Sara Maitland and Linda Cracknell at the Robert Burns Centre

Review for Galloway paper


The Robert Burns Centre saw a welcome return to two well-kent writers in the area. Linda Cracknel, who has been involved in “Create” doing workshops in Dumfries and Galloway schools and Sara Maitland, Galloway’s own homegrown writer who grew up near Dalbeattie, she has recently returned to Galloway with her husband who is a dairy farmer.

Sara and Linda are also well- known to each other as Sara was Linda’s tutor when as a young writer she embarked on an Open College of Arts course. They also worked together again on a British Council Led project, pairing established British writers with young African writers being mentored and tutored through email.

The event last night was extremely lively and enjoyable chaired with great skill and dexterity by local writer and lecturer Tom Pow.

The evening kicked off with both writers reading from their new collections of short stories, “The searching Glance” by Linda Cracknell and Far North and Other stories by Sara Maitland. One of Sara’s stories has been turned into a major film starring Sean Bean. Sara said publishers found it prudent to advertise such facts on the front covers of books!


Each writer demonstrated a very different style; Linda’s story – “And the Sky was Full of Crows” was a densely crafted love story with tragic implications full of colourful and visual imagery .One phrase that stuck in my mind was “the glamorous colours of pheasants” She explores themes of loss and abandonment and laughingly described the stories as her “misery stories” and said that she found it hard to get away from these themes.


Sara’s story “Swans” is rooted in the Galloway landscape, in it she explores the theme of silence using the framework of the fairytale Six Swans.
Tom asked her why she used this tradition and she replied in remarkably candid way that that as she is very lazy and as these stories had worked for 2000 years in many countries it meant she knew they worked and therefore didn’t have to come up with a new one.

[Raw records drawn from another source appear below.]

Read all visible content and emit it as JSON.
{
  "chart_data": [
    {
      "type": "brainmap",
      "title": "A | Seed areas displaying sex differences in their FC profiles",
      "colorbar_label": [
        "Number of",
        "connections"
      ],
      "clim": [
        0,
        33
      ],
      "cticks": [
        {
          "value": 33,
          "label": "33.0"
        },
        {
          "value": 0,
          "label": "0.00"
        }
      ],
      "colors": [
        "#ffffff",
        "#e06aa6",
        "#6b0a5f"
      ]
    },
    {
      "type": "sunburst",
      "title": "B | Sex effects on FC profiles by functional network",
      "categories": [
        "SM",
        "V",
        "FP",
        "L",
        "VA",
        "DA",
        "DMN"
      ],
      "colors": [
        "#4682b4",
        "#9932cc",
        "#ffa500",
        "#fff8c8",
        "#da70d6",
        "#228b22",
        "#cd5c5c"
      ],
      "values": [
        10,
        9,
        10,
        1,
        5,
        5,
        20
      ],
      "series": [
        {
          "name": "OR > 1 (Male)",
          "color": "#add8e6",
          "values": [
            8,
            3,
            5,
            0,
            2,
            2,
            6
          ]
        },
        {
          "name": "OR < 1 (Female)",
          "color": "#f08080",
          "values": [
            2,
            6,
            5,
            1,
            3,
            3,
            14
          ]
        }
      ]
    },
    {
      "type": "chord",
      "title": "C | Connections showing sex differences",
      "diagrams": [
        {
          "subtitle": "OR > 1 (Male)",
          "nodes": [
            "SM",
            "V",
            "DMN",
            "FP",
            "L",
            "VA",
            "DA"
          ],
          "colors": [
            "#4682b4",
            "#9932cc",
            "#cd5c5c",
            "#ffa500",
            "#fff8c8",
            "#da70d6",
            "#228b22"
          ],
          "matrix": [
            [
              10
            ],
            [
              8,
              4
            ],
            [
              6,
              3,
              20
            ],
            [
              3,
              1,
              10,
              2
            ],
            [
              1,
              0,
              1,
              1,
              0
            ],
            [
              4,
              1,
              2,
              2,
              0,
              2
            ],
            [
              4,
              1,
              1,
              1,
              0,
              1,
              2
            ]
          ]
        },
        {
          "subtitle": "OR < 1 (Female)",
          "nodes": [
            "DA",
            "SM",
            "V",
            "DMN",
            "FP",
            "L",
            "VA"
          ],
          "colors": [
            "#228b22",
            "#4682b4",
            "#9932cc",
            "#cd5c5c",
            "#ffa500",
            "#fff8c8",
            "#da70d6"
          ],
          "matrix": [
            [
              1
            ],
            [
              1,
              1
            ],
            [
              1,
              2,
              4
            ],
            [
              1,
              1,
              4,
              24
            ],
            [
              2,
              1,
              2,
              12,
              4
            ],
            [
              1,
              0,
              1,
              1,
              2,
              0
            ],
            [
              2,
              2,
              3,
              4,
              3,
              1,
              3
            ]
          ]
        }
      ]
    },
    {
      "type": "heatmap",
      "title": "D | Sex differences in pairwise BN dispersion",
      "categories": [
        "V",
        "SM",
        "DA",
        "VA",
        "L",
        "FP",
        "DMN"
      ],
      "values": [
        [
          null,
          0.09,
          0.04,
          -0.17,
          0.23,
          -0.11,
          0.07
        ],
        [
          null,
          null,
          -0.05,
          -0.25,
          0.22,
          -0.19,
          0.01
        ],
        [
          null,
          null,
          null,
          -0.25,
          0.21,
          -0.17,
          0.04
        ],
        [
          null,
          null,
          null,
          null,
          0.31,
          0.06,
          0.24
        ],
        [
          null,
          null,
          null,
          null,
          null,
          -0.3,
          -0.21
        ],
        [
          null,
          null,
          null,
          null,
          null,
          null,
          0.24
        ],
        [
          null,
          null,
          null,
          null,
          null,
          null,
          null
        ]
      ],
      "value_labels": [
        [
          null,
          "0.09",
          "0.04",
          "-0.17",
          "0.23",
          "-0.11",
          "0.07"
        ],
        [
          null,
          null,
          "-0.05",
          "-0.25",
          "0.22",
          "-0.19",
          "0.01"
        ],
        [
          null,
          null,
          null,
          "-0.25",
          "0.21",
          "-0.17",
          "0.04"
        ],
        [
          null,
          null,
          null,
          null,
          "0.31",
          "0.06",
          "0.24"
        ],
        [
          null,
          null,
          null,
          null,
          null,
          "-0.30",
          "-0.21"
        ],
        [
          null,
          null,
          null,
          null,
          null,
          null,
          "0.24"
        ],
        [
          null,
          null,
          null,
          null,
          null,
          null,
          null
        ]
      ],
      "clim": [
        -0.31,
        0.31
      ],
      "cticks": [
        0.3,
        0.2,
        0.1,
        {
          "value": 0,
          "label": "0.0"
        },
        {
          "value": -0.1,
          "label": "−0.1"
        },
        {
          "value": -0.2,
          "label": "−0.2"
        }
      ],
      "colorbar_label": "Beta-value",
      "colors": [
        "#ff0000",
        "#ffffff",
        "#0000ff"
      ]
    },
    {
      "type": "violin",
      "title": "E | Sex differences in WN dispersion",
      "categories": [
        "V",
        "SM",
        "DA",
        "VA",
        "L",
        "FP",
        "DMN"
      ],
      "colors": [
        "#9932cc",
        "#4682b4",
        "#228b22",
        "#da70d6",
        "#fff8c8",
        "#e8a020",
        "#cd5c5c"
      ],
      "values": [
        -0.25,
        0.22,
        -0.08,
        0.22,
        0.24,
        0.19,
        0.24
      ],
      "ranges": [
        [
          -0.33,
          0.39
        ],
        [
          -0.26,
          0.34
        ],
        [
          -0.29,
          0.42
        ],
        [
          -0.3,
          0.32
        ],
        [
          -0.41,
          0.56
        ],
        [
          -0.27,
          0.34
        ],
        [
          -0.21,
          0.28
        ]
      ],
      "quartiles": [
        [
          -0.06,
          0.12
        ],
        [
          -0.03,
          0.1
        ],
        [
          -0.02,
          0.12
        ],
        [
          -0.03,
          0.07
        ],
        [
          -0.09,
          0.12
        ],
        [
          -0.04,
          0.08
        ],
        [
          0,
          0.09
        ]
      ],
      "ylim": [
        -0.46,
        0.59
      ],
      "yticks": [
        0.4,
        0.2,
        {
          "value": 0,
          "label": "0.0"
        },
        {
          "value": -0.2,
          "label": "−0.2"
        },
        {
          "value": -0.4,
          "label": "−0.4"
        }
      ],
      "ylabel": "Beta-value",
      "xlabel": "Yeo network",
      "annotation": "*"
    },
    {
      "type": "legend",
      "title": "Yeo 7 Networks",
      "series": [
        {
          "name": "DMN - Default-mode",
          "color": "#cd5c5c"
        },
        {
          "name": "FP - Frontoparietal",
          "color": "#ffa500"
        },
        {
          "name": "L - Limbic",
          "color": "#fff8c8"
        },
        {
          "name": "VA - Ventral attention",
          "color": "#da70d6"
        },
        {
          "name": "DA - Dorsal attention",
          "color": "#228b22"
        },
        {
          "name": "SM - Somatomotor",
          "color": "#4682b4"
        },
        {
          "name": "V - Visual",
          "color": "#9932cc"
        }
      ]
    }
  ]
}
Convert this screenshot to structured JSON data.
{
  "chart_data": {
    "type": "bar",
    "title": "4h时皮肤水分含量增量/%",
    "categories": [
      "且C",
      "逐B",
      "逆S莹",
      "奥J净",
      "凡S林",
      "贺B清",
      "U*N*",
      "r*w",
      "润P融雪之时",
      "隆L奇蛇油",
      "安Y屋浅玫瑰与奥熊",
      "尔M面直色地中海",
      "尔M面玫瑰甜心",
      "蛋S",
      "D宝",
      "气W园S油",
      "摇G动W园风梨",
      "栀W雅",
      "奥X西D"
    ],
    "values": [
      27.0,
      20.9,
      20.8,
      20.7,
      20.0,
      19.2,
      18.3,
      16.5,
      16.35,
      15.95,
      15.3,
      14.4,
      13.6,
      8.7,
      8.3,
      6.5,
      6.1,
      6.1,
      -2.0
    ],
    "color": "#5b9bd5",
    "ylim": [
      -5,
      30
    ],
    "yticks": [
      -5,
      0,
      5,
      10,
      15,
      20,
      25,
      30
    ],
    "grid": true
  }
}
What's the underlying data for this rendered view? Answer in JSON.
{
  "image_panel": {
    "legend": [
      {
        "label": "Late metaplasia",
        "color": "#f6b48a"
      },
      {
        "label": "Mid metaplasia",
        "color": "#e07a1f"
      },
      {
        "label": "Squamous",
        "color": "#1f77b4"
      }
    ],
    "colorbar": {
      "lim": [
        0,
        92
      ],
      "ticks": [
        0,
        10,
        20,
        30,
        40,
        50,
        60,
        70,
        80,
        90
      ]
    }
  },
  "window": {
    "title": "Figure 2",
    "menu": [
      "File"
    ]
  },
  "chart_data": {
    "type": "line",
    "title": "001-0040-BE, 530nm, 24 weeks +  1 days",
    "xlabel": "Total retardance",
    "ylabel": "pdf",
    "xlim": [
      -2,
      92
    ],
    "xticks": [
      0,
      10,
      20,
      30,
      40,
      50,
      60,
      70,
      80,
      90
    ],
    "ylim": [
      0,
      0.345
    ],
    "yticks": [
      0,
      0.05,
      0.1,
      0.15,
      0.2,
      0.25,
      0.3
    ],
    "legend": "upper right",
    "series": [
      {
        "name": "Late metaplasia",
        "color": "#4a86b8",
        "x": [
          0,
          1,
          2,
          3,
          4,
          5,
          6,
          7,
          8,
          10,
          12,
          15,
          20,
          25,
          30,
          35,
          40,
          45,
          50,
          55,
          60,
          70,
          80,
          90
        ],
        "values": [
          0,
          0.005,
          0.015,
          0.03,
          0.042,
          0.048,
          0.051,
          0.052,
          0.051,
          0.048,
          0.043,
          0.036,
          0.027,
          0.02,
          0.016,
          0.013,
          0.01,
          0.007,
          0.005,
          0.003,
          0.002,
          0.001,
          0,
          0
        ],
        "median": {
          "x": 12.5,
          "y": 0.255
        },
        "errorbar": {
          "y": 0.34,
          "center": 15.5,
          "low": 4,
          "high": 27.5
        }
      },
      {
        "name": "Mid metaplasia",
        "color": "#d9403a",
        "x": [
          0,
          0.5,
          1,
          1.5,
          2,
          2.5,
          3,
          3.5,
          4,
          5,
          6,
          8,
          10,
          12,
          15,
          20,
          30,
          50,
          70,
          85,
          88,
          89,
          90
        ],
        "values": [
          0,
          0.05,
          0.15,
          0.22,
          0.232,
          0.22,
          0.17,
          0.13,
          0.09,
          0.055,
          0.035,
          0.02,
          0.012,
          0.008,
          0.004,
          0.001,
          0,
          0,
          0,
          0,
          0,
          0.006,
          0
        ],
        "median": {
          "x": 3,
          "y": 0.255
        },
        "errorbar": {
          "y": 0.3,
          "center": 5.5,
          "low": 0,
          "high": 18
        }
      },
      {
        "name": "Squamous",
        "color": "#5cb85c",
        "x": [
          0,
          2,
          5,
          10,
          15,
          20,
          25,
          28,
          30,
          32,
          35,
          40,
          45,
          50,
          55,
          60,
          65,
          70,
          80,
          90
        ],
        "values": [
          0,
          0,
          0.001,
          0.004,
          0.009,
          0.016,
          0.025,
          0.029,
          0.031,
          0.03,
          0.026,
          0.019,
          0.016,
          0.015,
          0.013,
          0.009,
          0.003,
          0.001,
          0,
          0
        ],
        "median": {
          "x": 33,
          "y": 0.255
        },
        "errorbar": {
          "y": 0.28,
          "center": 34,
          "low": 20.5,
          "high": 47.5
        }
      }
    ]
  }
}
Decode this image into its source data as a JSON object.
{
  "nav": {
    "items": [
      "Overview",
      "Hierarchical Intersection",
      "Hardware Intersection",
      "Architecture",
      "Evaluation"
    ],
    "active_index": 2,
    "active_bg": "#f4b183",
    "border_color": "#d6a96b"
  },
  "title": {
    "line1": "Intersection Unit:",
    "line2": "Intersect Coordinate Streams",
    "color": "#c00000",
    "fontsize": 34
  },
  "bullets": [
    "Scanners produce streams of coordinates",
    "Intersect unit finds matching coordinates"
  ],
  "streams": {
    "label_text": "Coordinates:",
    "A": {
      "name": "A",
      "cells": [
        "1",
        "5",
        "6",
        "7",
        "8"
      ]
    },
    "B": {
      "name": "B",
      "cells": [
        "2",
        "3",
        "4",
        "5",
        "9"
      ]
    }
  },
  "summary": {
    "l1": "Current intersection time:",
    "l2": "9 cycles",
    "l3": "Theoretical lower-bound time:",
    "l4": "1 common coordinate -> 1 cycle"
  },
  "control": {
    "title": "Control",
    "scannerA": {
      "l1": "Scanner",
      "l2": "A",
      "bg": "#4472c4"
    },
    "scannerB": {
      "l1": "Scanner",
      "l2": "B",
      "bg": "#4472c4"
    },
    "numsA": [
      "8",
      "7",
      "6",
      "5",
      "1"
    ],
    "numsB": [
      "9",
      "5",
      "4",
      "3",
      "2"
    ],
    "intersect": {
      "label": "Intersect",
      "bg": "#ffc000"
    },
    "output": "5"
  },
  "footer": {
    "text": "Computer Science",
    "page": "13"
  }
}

Tom Pow said that Linda’s influences are from a naturalistic/Checkovian line but that Sara uses sources of fairytales and myths and her work is derived from the oral tradition.
Sara summed it up succinctly; “ a short story is a poem that doesn’t have to scan and a novel that doesn’t have to bother with the characters’ psychology.”

This led to a lively and heated debate about the difference between the “Literary” short story and the short story derived from the oral tradition.
Tom Pow said that Linda’s writing influences are from a naturalistic/Checkovian line but that Sara uses sources of fairytales and myths and her work is derived from the oral tradition.

There was even advice for writers’ block, Linda favoured a practical approach; go for a walk, as walking is a meditative thing and always gives ideas, Sara was more radical and said she thought that the term was “heroic” and used just to prove that you were a writer . She thought if a writer had writers’ block they had to work out why they were in the wrong circumstances. Perhaps, for example, if they had been writing non-stop for 6 months every moment of the day, they had to have a break which would give them time to think.

The evening finished with recommendations of favourite short stories: Sara recommended:
“Blue Juice” by Margo Lanigan,
“Collected Short Stories” by GracePaley
“In the Blue Fields” by Claire Keegan.

Linda recommended: "Writing Short Stories” by Ailsa Cox and anything by either Janice Galloway or A.L. Kennedy.